“Thank you for barfing; no money for US food safety changes”, “Kids, kids, it’s Christmas, who wants stinky ham?”, “The food (safety) cycle: recall, forget, repeat.”
These are all recent headlines from barfblog.com, a blog devoted to news about food safety from Kansas State University’s Doug Powell, PhD, associate professor of food safety in the Department of Diagnostic Medicine and Pathobiology at the College of Veterinary Medicine.
No food safety incident worldwide is safe from being dissected, skewered and/or commented upon by Powell, including recent events such as Washington State’s Sally Jackson cheese recall due to E. coli and Jimmy John’s Salmonella-contaminated alfalfa sprouts that caused illnesses in several states.
I’m on Powell’s daily listerve bites-l (sign up at www.bites.ksu.edu) which delivers the most recent national and international news about food safety, government programs, outbreaks, technology, restaurant and grocery issues, and news of the weird such as baby mice found in a package of potato chips. Some of the stories are almost barf-inducing themselves, and they are all fascinating.
I asked Powell about the early beginnings of the barfblog. “The listserve has been running continuously since 1993; I started it when I was a graduate student, just after the E. coli O157:H7 outbreak at Jack-in-the-Box,” Powell explains. “My science and journalism background prompted me to start sharing information like this to a broader audience.” barfblog started in 2005, as blogging emerged as an important communications medium, Powell says, but after being inundated with spam, he had to restart it in 2007 with better software, and it averages about three posts a day, every day.
I asked Powell if he believes livestock producers/veterinarians are more concerned now with the food safety of their products than in the past. “The best ones always have been; but any production system is only as good as its weakest link, so more of the outliers are paying attention to food safety,” he says.

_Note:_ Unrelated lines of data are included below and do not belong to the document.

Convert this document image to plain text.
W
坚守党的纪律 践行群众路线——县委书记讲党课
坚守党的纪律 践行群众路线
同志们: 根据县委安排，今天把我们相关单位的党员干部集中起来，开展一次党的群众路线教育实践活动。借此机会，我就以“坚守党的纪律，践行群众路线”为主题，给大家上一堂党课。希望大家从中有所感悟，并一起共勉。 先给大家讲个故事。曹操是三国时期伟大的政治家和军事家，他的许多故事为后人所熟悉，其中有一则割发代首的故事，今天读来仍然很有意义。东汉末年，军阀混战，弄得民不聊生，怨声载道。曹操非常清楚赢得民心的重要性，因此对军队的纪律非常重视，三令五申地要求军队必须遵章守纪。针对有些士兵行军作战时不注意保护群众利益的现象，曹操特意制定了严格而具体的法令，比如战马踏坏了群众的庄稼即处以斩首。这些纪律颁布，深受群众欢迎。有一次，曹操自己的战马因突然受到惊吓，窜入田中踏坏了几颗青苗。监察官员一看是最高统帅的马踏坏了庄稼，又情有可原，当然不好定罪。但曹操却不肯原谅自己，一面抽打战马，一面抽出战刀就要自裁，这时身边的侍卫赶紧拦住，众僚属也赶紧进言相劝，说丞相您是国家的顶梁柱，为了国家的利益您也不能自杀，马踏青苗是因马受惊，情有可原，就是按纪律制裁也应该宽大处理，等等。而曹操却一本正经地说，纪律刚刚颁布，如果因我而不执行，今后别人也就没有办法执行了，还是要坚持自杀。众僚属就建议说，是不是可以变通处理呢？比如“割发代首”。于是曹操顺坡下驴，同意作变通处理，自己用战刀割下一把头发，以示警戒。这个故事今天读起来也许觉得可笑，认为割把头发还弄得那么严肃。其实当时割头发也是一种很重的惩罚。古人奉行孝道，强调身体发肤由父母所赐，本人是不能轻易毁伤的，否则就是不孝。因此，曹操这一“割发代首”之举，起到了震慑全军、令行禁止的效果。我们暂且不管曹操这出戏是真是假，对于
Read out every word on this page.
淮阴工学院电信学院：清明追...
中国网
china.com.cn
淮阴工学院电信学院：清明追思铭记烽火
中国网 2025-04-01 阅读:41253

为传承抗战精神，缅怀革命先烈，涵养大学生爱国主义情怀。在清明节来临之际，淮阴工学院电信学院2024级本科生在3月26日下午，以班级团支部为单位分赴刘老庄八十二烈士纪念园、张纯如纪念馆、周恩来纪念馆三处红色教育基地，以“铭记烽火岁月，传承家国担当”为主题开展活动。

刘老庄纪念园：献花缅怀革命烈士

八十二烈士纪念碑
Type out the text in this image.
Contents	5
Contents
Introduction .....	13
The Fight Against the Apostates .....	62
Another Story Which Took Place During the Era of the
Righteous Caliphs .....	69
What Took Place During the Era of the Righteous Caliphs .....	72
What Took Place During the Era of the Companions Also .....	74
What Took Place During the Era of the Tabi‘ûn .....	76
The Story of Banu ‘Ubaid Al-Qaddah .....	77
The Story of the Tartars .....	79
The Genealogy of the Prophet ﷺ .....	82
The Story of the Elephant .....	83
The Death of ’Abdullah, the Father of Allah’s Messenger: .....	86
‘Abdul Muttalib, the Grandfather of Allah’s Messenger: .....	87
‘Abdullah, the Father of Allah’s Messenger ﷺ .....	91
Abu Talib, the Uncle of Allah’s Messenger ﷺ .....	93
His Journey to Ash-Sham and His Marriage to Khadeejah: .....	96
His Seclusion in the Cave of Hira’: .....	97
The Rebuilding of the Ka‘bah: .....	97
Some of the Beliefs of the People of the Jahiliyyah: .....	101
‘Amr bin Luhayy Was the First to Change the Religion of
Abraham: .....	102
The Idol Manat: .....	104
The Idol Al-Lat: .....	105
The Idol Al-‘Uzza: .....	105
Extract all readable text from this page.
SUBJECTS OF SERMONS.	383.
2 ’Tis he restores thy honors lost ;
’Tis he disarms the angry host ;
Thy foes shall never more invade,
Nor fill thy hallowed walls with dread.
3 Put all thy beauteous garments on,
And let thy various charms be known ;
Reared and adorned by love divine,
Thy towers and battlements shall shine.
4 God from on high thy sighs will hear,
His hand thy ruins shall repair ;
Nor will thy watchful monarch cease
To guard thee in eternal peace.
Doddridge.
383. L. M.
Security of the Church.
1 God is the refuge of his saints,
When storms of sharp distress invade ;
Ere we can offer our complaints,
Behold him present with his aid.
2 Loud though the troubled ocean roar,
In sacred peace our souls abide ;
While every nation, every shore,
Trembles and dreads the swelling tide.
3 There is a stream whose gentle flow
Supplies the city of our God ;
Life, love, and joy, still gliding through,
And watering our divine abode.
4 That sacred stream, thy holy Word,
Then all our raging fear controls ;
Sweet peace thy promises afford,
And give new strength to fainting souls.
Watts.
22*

Because he has his finger on the pulse of food safety issues, I asked him about trends in protein — meat, milk and eggs. “There are a lot of trends that get public attention — natu-ral/local/sustainable/hormone-free/GE-free — which all detract from microbial food safety issues,” he says. “Those are lifestyle choices, and more power to the producers who can make a living off it. I’m concerned with the things that make people barf. There should be more direct marketing/labeling of producer microbial food safety efforts at retail; then consumers could reward those producers who take food safety seriously.”
Food safety is of interest to me and I believe is of high importance to beef and dairy veterinarians and their clients. I’ve written about pathogens in raw milk, residues in meat and other food safety issues regarding our beef and dairy products. Reading even one edition of Powell’s bites-l e-mails shows that it’s obvious food safety is everyone’s responsibility, from the producer, distributor, market, chef and consumer. So eat safe! And, please wash your hands.